Phosphanyl-substituted cyclopentadienes of the type [RnCp−PR(NR1R2/Cl)] (1−22) (R = Alk, Ar; R1, R2 = H, Alk, Ar, SiR3; RnCp = tBuCp, Me4Cp, Ind, Me6Ind, Flu) can be synthesised by reaction of alkyldichlorophosphanes and alkyl(amino)chlorophosphanes with alkali metal cyclopentadienides. The method used is a general one and provides high isolated yields of the target compounds.

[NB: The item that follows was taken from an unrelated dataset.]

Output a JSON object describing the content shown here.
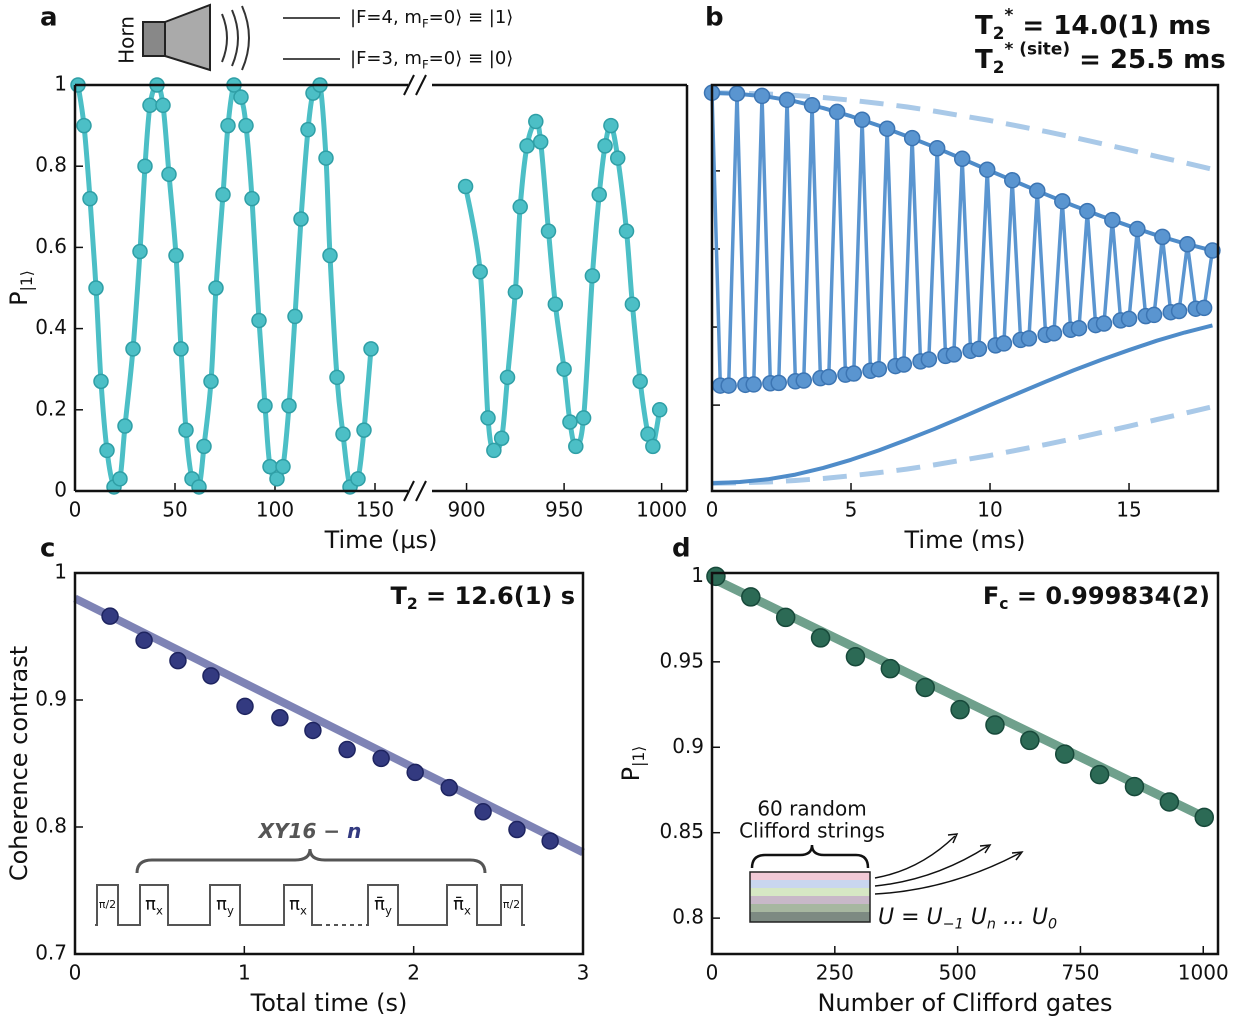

The phosphanylcyclopentadienes can easily be deprotonated by strong bases (e.g. nBuLi, PhCH2K, Ph2CHK) and the potassium salts [RnCp−PR(NR1R2)]K (25−28) are efficiently transmetallated by Me3SnCl. A subsequent reaction with TiCl4(L)2 and ZrCl4(L)2 (L = THF, tetrahydrothiophene, Me3P) affords new half-sandwich complexes [{Me4Cp−PtBu(NEt2)}TiCl3] (36), [{Me4Cp−PtBu(NEt2)}TiCl3] (37) and [{tBuCp−PtBu(NEt2)}TiCl3] (38) in moderate yields. The reaction of [tBuCp−PtBu(Cl)] (6) with TiCl4 in the presence of Et3N at low temperature yields the half-sandwich complex [{tBuCp−PtBu(Cl)}TiCl3] (39) quantitatively; [(Cp−PtBu(Cl)]2CMe2] (11) reacts similarly and gives, dependent on the reagent ratio, either the homobimetallic derivative [{(Cp−PtBu(Cl)2CMe2}{TiCl3}2] (40) (1:2 ratio) or the ansa complex [{(Cp−PtBu(Cl)]2CMe2}TiCl2] (41) (1:1 ratio). The scope of this reaction could not be extended to sterically more demanding cyclopentadienyl derivatives. Treatment of [{tBuCp−PtBu(Cl)}TiCl3] (39) by LiN(H)tBu in the presence of Et3N leads to the formation of the constrained geometry complex [{tBuCp−PtBu(NtBu)}TiCl2] (42) in a high yield. All synthesised compounds were characterised by NMR spectroscopy, mass spectrometry and elemental analyses. The crystal structures of the ligand precursor [Me6Ind−PtBu(NHtBu)] (15) and that of [{Me4Cp−PtBu(NEt2)}TiCl3] (36) have been determined by X-ray diffractometry. The complexes described in this work are active in the MAO-mediated polymerisation of ethylene.